For decades, the hunt for a single molecular target that bridges multiple forms of neurodegeneration has remained elusive. A new mechanistic discovery repositions a well-known axon-destruction enzyme as a central executioner in a far wider range of neuronal death processes — with immediate implications for Parkinson's disease, stroke, and traumatic brain injury research.

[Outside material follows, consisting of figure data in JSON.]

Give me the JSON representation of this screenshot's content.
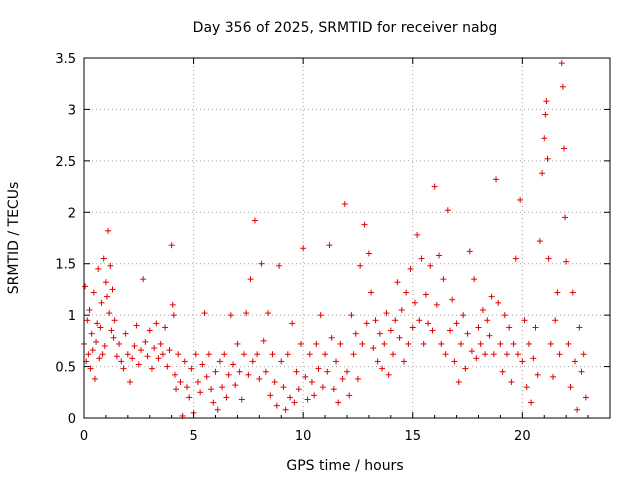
{
  "chart_data": {
    "type": "scatter",
    "title": "Day 356 of 2025, SRMTID for receiver nabg",
    "xlabel": "GPS time / hours",
    "ylabel": "SRMTID / TECUs",
    "xlim": [
      0,
      24
    ],
    "ylim": [
      0,
      3.5
    ],
    "xticks": [
      0,
      5,
      10,
      15,
      20
    ],
    "yticks": [
      0,
      0.5,
      1,
      1.5,
      2,
      2.5,
      3,
      3.5
    ],
    "xtick_labels": [
      "0",
      "5",
      "10",
      "15",
      "20"
    ],
    "ytick_labels": [
      "0",
      "0.5",
      "1",
      "1.5",
      "2",
      "2.5",
      "3",
      "3.5"
    ],
    "grid": true,
    "marker": "+",
    "color": "#e00000",
    "series": [
      {
        "name": "SRMTID",
        "points": [
          [
            0.0,
            0.72
          ],
          [
            0.05,
            1.28
          ],
          [
            0.1,
            0.55
          ],
          [
            0.15,
            0.95
          ],
          [
            0.2,
            0.62
          ],
          [
            0.25,
            1.05
          ],
          [
            0.3,
            0.48
          ],
          [
            0.35,
            0.82
          ],
          [
            0.4,
            0.66
          ],
          [
            0.45,
            1.22
          ],
          [
            0.5,
            0.38
          ],
          [
            0.55,
            0.74
          ],
          [
            0.6,
            0.92
          ],
          [
            0.65,
            1.45
          ],
          [
            0.7,
            0.58
          ],
          [
            0.75,
            0.88
          ],
          [
            0.8,
            1.12
          ],
          [
            0.85,
            0.62
          ],
          [
            0.9,
            1.55
          ],
          [
            0.95,
            0.7
          ],
          [
            1.0,
            1.32
          ],
          [
            1.05,
            1.18
          ],
          [
            1.1,
            1.82
          ],
          [
            1.15,
            1.02
          ],
          [
            1.2,
            1.48
          ],
          [
            1.25,
            0.85
          ],
          [
            1.3,
            1.25
          ],
          [
            1.35,
            0.78
          ],
          [
            1.4,
            0.95
          ],
          [
            1.5,
            0.6
          ],
          [
            1.6,
            0.72
          ],
          [
            1.7,
            0.55
          ],
          [
            1.8,
            0.48
          ],
          [
            1.9,
            0.82
          ],
          [
            2.0,
            0.62
          ],
          [
            2.1,
            0.35
          ],
          [
            2.2,
            0.58
          ],
          [
            2.3,
            0.7
          ],
          [
            2.4,
            0.9
          ],
          [
            2.5,
            0.52
          ],
          [
            2.6,
            0.66
          ],
          [
            2.7,
            1.35
          ],
          [
            2.8,
            0.74
          ],
          [
            2.9,
            0.6
          ],
          [
            3.0,
            0.85
          ],
          [
            3.1,
            0.48
          ],
          [
            3.2,
            0.68
          ],
          [
            3.3,
            0.92
          ],
          [
            3.4,
            0.58
          ],
          [
            3.5,
            0.72
          ],
          [
            3.6,
            0.62
          ],
          [
            3.7,
            0.88
          ],
          [
            3.8,
            0.5
          ],
          [
            3.9,
            0.66
          ],
          [
            4.0,
            1.68
          ],
          [
            4.05,
            1.1
          ],
          [
            4.1,
            1.0
          ],
          [
            4.15,
            0.42
          ],
          [
            4.2,
            0.28
          ],
          [
            4.3,
            0.62
          ],
          [
            4.4,
            0.35
          ],
          [
            4.5,
            0.02
          ],
          [
            4.6,
            0.55
          ],
          [
            4.7,
            0.3
          ],
          [
            4.8,
            0.2
          ],
          [
            4.9,
            0.48
          ],
          [
            5.0,
            0.05
          ],
          [
            5.1,
            0.62
          ],
          [
            5.2,
            0.35
          ],
          [
            5.3,
            0.25
          ],
          [
            5.4,
            0.52
          ],
          [
            5.5,
            1.02
          ],
          [
            5.6,
            0.4
          ],
          [
            5.7,
            0.62
          ],
          [
            5.8,
            0.28
          ],
          [
            5.9,
            0.15
          ],
          [
            6.0,
            0.45
          ],
          [
            6.1,
            0.08
          ],
          [
            6.2,
            0.55
          ],
          [
            6.3,
            0.3
          ],
          [
            6.4,
            0.62
          ],
          [
            6.5,
            0.2
          ],
          [
            6.6,
            0.42
          ],
          [
            6.7,
            1.0
          ],
          [
            6.8,
            0.52
          ],
          [
            6.9,
            0.32
          ],
          [
            7.0,
            0.72
          ],
          [
            7.1,
            0.45
          ],
          [
            7.2,
            0.18
          ],
          [
            7.3,
            0.62
          ],
          [
            7.4,
            1.02
          ],
          [
            7.5,
            0.42
          ],
          [
            7.6,
            1.35
          ],
          [
            7.7,
            0.55
          ],
          [
            7.8,
            1.92
          ],
          [
            7.9,
            0.62
          ],
          [
            8.0,
            0.38
          ],
          [
            8.1,
            1.5
          ],
          [
            8.2,
            0.75
          ],
          [
            8.3,
            0.45
          ],
          [
            8.4,
            1.02
          ],
          [
            8.5,
            0.22
          ],
          [
            8.6,
            0.62
          ],
          [
            8.7,
            0.35
          ],
          [
            8.8,
            0.12
          ],
          [
            8.9,
            1.48
          ],
          [
            9.0,
            0.55
          ],
          [
            9.1,
            0.3
          ],
          [
            9.2,
            0.08
          ],
          [
            9.3,
            0.62
          ],
          [
            9.4,
            0.2
          ],
          [
            9.5,
            0.92
          ],
          [
            9.6,
            0.15
          ],
          [
            9.7,
            0.45
          ],
          [
            9.8,
            0.28
          ],
          [
            9.9,
            0.72
          ],
          [
            10.0,
            1.65
          ],
          [
            10.1,
            0.4
          ],
          [
            10.2,
            0.18
          ],
          [
            10.3,
            0.62
          ],
          [
            10.4,
            0.35
          ],
          [
            10.5,
            0.22
          ],
          [
            10.6,
            0.72
          ],
          [
            10.7,
            0.48
          ],
          [
            10.8,
            1.0
          ],
          [
            10.9,
            0.3
          ],
          [
            11.0,
            0.62
          ],
          [
            11.1,
            0.45
          ],
          [
            11.2,
            1.68
          ],
          [
            11.3,
            0.78
          ],
          [
            11.4,
            0.28
          ],
          [
            11.5,
            0.55
          ],
          [
            11.6,
            0.15
          ],
          [
            11.7,
            0.72
          ],
          [
            11.8,
            0.38
          ],
          [
            11.9,
            2.08
          ],
          [
            12.0,
            0.45
          ],
          [
            12.1,
            0.22
          ],
          [
            12.2,
            1.0
          ],
          [
            12.3,
            0.62
          ],
          [
            12.4,
            0.82
          ],
          [
            12.5,
            0.38
          ],
          [
            12.6,
            1.48
          ],
          [
            12.7,
            0.72
          ],
          [
            12.8,
            1.88
          ],
          [
            12.9,
            0.92
          ],
          [
            13.0,
            1.6
          ],
          [
            13.1,
            1.22
          ],
          [
            13.2,
            0.68
          ],
          [
            13.3,
            0.95
          ],
          [
            13.4,
            0.55
          ],
          [
            13.5,
            0.82
          ],
          [
            13.6,
            0.48
          ],
          [
            13.7,
            0.72
          ],
          [
            13.8,
            1.02
          ],
          [
            13.9,
            0.42
          ],
          [
            14.0,
            0.85
          ],
          [
            14.1,
            0.62
          ],
          [
            14.2,
            0.95
          ],
          [
            14.3,
            1.32
          ],
          [
            14.4,
            0.78
          ],
          [
            14.5,
            1.05
          ],
          [
            14.6,
            0.55
          ],
          [
            14.7,
            1.22
          ],
          [
            14.8,
            0.72
          ],
          [
            14.9,
            1.45
          ],
          [
            15.0,
            0.88
          ],
          [
            15.1,
            1.12
          ],
          [
            15.2,
            1.78
          ],
          [
            15.3,
            0.95
          ],
          [
            15.4,
            1.55
          ],
          [
            15.5,
            0.72
          ],
          [
            15.6,
            1.2
          ],
          [
            15.7,
            0.92
          ],
          [
            15.8,
            1.48
          ],
          [
            15.9,
            0.85
          ],
          [
            16.0,
            2.25
          ],
          [
            16.1,
            1.1
          ],
          [
            16.2,
            1.58
          ],
          [
            16.3,
            0.72
          ],
          [
            16.4,
            1.35
          ],
          [
            16.5,
            0.62
          ],
          [
            16.6,
            2.02
          ],
          [
            16.7,
            0.85
          ],
          [
            16.8,
            1.15
          ],
          [
            16.9,
            0.55
          ],
          [
            17.0,
            0.92
          ],
          [
            17.1,
            0.35
          ],
          [
            17.2,
            0.72
          ],
          [
            17.3,
            1.0
          ],
          [
            17.4,
            0.48
          ],
          [
            17.5,
            0.82
          ],
          [
            17.6,
            1.62
          ],
          [
            17.7,
            0.65
          ],
          [
            17.8,
            1.35
          ],
          [
            17.9,
            0.58
          ],
          [
            18.0,
            0.88
          ],
          [
            18.1,
            0.72
          ],
          [
            18.2,
            1.05
          ],
          [
            18.3,
            0.62
          ],
          [
            18.4,
            0.95
          ],
          [
            18.5,
            0.8
          ],
          [
            18.6,
            1.18
          ],
          [
            18.7,
            0.62
          ],
          [
            18.8,
            2.32
          ],
          [
            18.9,
            1.12
          ],
          [
            19.0,
            0.72
          ],
          [
            19.1,
            0.45
          ],
          [
            19.2,
            1.0
          ],
          [
            19.3,
            0.62
          ],
          [
            19.4,
            0.88
          ],
          [
            19.5,
            0.35
          ],
          [
            19.6,
            0.72
          ],
          [
            19.7,
            1.55
          ],
          [
            19.8,
            0.62
          ],
          [
            19.9,
            2.12
          ],
          [
            20.0,
            0.55
          ],
          [
            20.1,
            0.95
          ],
          [
            20.2,
            0.3
          ],
          [
            20.3,
            0.72
          ],
          [
            20.4,
            0.15
          ],
          [
            20.5,
            0.58
          ],
          [
            20.6,
            0.88
          ],
          [
            20.7,
            0.42
          ],
          [
            20.8,
            1.72
          ],
          [
            20.9,
            2.38
          ],
          [
            21.0,
            2.72
          ],
          [
            21.05,
            2.95
          ],
          [
            21.1,
            3.08
          ],
          [
            21.15,
            2.52
          ],
          [
            21.2,
            1.55
          ],
          [
            21.3,
            0.72
          ],
          [
            21.4,
            0.4
          ],
          [
            21.5,
            0.95
          ],
          [
            21.6,
            1.22
          ],
          [
            21.7,
            0.62
          ],
          [
            21.8,
            3.45
          ],
          [
            21.85,
            3.22
          ],
          [
            21.9,
            2.62
          ],
          [
            21.95,
            1.95
          ],
          [
            22.0,
            1.52
          ],
          [
            22.1,
            0.72
          ],
          [
            22.2,
            0.3
          ],
          [
            22.3,
            1.22
          ],
          [
            22.4,
            0.55
          ],
          [
            22.5,
            0.08
          ],
          [
            22.6,
            0.88
          ],
          [
            22.7,
            0.45
          ],
          [
            22.8,
            0.62
          ],
          [
            22.9,
            0.2
          ]
        ]
      }
    ]
  }
}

SARM1, an NAD+-consuming enzyme previously understood primarily as the key driver of pathological axon degeneration, has now been identified as an essential component of parthanatos — a distinct programmed cell death pathway triggered by DNA damage. The mechanism hinges on NAD+ metabolism: when DNA damage hyperactivates the repair enzyme PARP1, cellular NAD+ is catastrophically depleted and the NMN-to-NAD+ ratio spikes, which allosterically activates SARM1. Critically, SARM1 proved necessary for downstream parthanatos hallmarks including mitochondrial membrane depolarization and nuclear translocation of apoptosis-inducing factor (AIF). Furthermore, SARM1 inhibition provided potent protection against dopaminergic neuron toxicity induced by MPP+ (the active Parkinson's-linked neurotoxin) and against NMDA receptor-mediated excitotoxicity — two mechanistically distinct but clinically urgent threats.

This finding substantially widens the therapeutic aperture for SARM1 inhibitors, several of which are already in early clinical development for peripheral neuropathies and axonopathies. Until now, these compounds were considered relevant only to diseases defined by axon loss, such as Charcot-Marie-Tooth disease or chemotherapy-induced neuropathy. Placing SARM1 at the intersection of parthanatos and excitotoxicity makes it a candidate target for acute neurological injuries — ischemic stroke and traumatic brain injury — where NMDA excitotoxicity is a primary driver of neuronal loss. The study's mechanistic precision is a genuine strength, though translation from cellular models to in vivo mammalian disease remains a critical next step. If replicated in animal models, this could represent a paradigm-shifting expansion of SARM1 inhibitor utility across the neurodegenerative disease spectrum.